I grew up as the sister of a brother who is four years older than I am and as the only girl in a neighborhood full of boys around my age. I learned early on how to become “one of the guys.” Sometimes I played with my dolls by myself, but often I played outside with the boys—smearing mud on my face to play hide-and-seek in the woods, learning to throw a near-perfect spiral with a football, and even finding myself involved in a fist-fight or two. I loved those guys; they became good friends as we grew, one of them even becoming the godparent of my children.
It’s always felt pretty natural for me to be “one of the guys.” In the three churches I’ve served in ministry, I’ve always been the only woman on the ministerial staff. I’ve loved those guys, too, and count many of them as mentors, advocates, and dearest friends. I’ve been the only woman on many councils and committees and boards, told that I was included to bring a female voice to the table (I usually appreciated the effort). For the most part, I have thought my voice and perspective has been valued in those places.
But recently while listening to a podcast, I heard Malcolm Gladwell reference a study done by Rosabeth Kanter, a researcher at Harvard Business School, in the 1970s. Kanter was called in to consult with a business that had just hired 20 women to join the 300 men on their technical salesforce. These women were scattered in workplaces around the country, leaving most of them as the only female salesperson on a team with seven men. Despite their advanced degrees and technical talent, the women struggled.
After conducting many interviews, Kanter told the company that the reason the women weren’t doing well was because the company hadn’t hired enough of them! Being a “token” created a special set of problems, both for the majority and the minority. When the women were around, the men bonded together through things like dirty jokes and aggressive behavior, reinforcing what they already had in common at the expense of the women in their midst. The women felt scrutinized and self-conscious, uneasy about their own contributions. They felt pushed into particular and traditional feminine roles. They couldn’t be themselves when the proportion was not in their favor. But when one of those lone women was placed with other women co-workers, she could relax and be herself. She was not put on the spot or expected to represent her entire gender. As Kanter put it, the price for women of being “one of the boys” is a willingness to turn, on occasion, against the girls. Kanter didn’t give examples of what this might look like, but I can imagine a few – keeping silent or being expected to laugh at sexist comments, allowing men to dismiss or claim credit for the ideas of women, and perpetuating a traditional, authoritative model of leadership. Being “one of the boys” was not who these women were; it was who they were forced to be.[i]
This story made me wonder how my own ministry experiences might have been different if there had been other women with the same professional identity at the table. How might I have been different as a leader? Might I have had more courage, or more empathy? What kind of dreams could we have dreamed together?

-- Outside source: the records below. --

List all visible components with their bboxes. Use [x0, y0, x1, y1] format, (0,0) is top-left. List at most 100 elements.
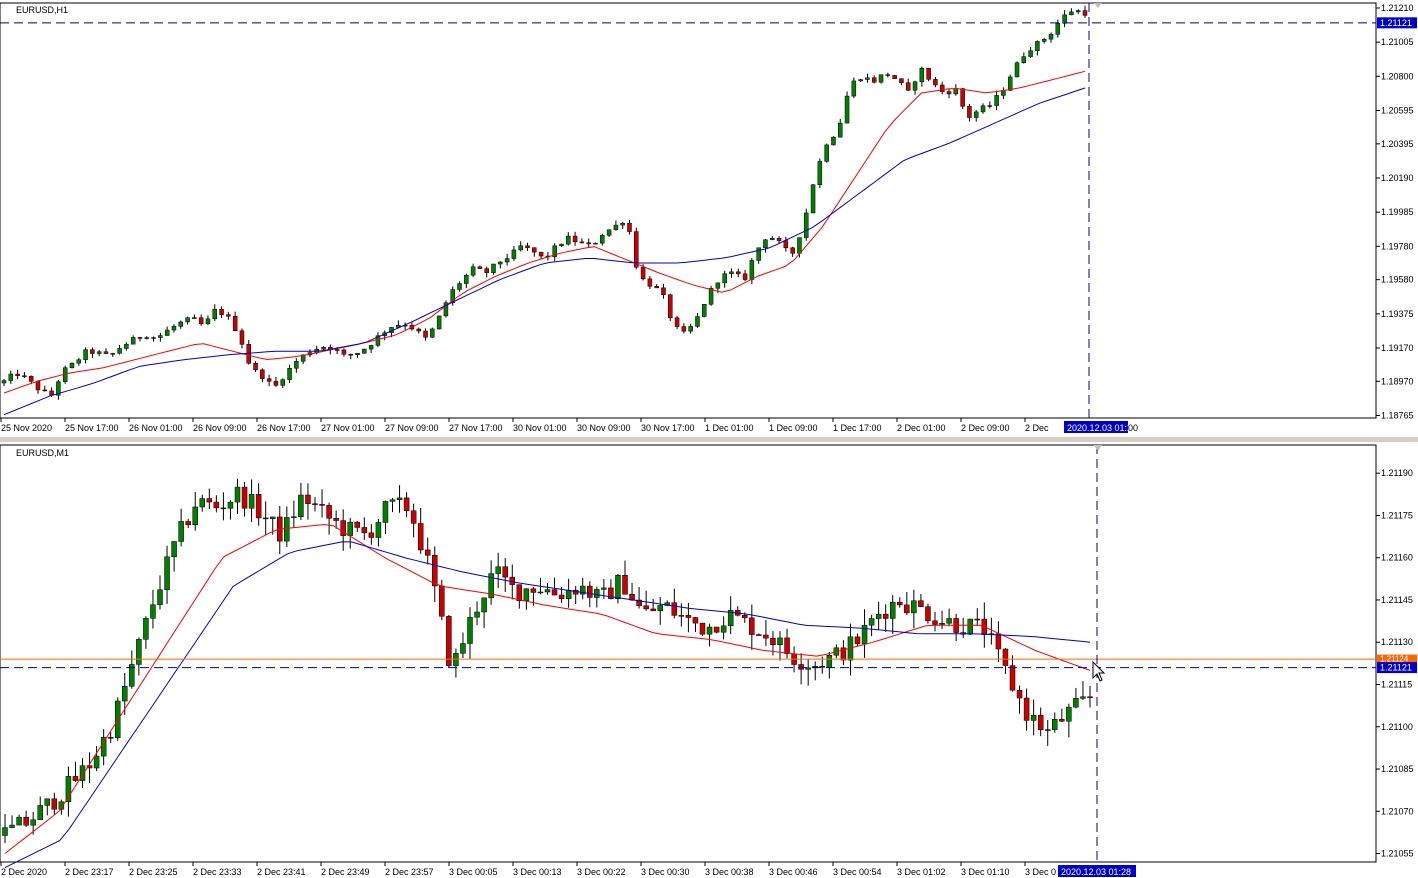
candle	[1041, 38, 1047, 44]
bull-candle-body	[467, 616, 473, 644]
time-tick-label: 25 Nov 2020	[1, 423, 52, 433]
bear-candle-body	[206, 498, 213, 503]
candle	[69, 362, 75, 369]
candle	[86, 752, 93, 784]
candle	[298, 482, 304, 521]
candle	[994, 90, 999, 111]
candle	[594, 586, 600, 608]
bear-candle-body	[627, 222, 632, 232]
bear-candle-body	[22, 375, 27, 377]
bull-candle-body	[151, 337, 156, 339]
candle	[122, 672, 128, 715]
price-tick-label: 1.21130	[1381, 637, 1413, 647]
bull-candle-body	[1075, 10, 1081, 13]
chart-panel-m1[interactable]: EURUSD,M1 1.211901.211751.211601.211451.…	[0, 444, 1417, 877]
bull-candle-body	[129, 664, 135, 687]
price-tick-label: 1.21115	[1381, 679, 1412, 689]
bear-candle-body	[305, 494, 311, 504]
candle	[770, 236, 775, 241]
bull-candle-body	[973, 111, 979, 118]
bear-candle-body	[749, 617, 755, 635]
candle	[1035, 40, 1040, 56]
bear-candle-body	[35, 381, 41, 391]
crosshair-price-label: 1.21121	[1380, 663, 1412, 673]
candle	[1044, 719, 1051, 746]
candle	[654, 284, 659, 289]
candle	[42, 385, 48, 392]
bear-candle-body	[72, 776, 79, 781]
candle	[579, 238, 585, 244]
bull-candle-body	[178, 321, 184, 327]
candle	[844, 91, 850, 124]
candle	[939, 81, 945, 95]
bull-candle-body	[946, 618, 952, 624]
candle	[232, 311, 238, 332]
candle	[904, 591, 910, 615]
candle	[932, 611, 938, 632]
candle	[171, 541, 177, 572]
candle	[213, 495, 220, 513]
bear-candle-body	[260, 369, 265, 379]
bear-candle-body	[885, 74, 891, 76]
candle	[368, 344, 374, 353]
bull-candle-body	[1041, 38, 1047, 42]
bull-candle-body	[205, 318, 211, 325]
candle	[212, 304, 218, 322]
candle	[544, 583, 551, 595]
candle	[178, 320, 184, 329]
candle	[1082, 5, 1088, 18]
candle	[253, 361, 258, 373]
bear-candle-body	[273, 381, 279, 386]
time-tick-label: 30 Nov 17:00	[641, 423, 695, 433]
bear-candle-body	[185, 521, 191, 526]
candle	[129, 650, 135, 689]
bull-candle-body	[1028, 50, 1033, 57]
candle	[647, 275, 653, 290]
bull-candle-body	[688, 326, 693, 332]
candle	[878, 74, 884, 84]
bear-candle-body	[763, 634, 769, 639]
bear-candle-body	[348, 354, 353, 356]
candle	[1062, 10, 1067, 28]
window-splitter[interactable]	[0, 437, 1418, 442]
candle	[423, 328, 428, 341]
bear-candle-body	[1082, 10, 1088, 16]
bull-candle-body	[470, 266, 476, 276]
price-tick-label: 1.21100	[1381, 722, 1413, 732]
time-tick-label: 3 Dec 00:13	[513, 867, 562, 877]
candle	[333, 510, 339, 529]
price-tick-label: 1.21070	[1381, 806, 1414, 816]
candle	[457, 281, 462, 292]
candle	[1073, 687, 1079, 709]
bull-candle-body	[2, 827, 8, 836]
time-tick-label: 30 Nov 01:00	[513, 423, 567, 433]
bull-candle-body	[810, 184, 816, 214]
bull-candle-body	[436, 315, 442, 330]
candle	[523, 588, 530, 610]
bull-candle-body	[136, 639, 142, 665]
candle	[361, 517, 368, 540]
bull-candle-body	[878, 74, 884, 83]
bear-candle-body	[532, 247, 537, 253]
bear-candle-body	[107, 737, 114, 739]
bull-candle-body	[594, 589, 600, 598]
bull-candle-body	[994, 95, 999, 106]
candle	[861, 609, 868, 658]
bull-candle-body	[804, 212, 809, 238]
candle	[946, 88, 952, 99]
bull-candle-body	[291, 516, 297, 518]
bull-candle-body	[65, 776, 72, 803]
bear-candle-body	[897, 601, 903, 606]
bull-candle-body	[498, 261, 503, 265]
bull-candle-body	[826, 654, 833, 668]
bull-candle-body	[9, 824, 15, 828]
candle	[502, 557, 508, 592]
candle	[643, 590, 649, 611]
bull-candle-body	[727, 610, 734, 627]
candle	[1007, 74, 1013, 91]
chart-panel-h1[interactable]: EURUSD,H1 1.212101.210051.208001.205951.…	[0, 2, 1417, 433]
bull-candle-body	[817, 161, 823, 185]
candle	[107, 731, 114, 744]
candle	[239, 328, 245, 349]
candle	[933, 76, 938, 88]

And it’s made me wonder about the many other women in ministry who serve in their own silos as the only female ministers in their setting. What can we do to encourage them, to support them, to empower them to use their uniquely feminine voices and skills? How do we challenge our churches and organizations to be intentional about bringing more gender balance to the table?
I’m grateful to be a part of this sisterhood of Baptist Women in Ministry, where women, along with the men who advocate for us, are heard and valued, a group in which we can grow in the confidence to be ourselves, just as God made us and called us.
[i] Find the podcast here: http://revisionisthistory.com/episodes/26-the-hug-heard-round-the-world
Julie Long is associate director of Baptist Women in Ministry.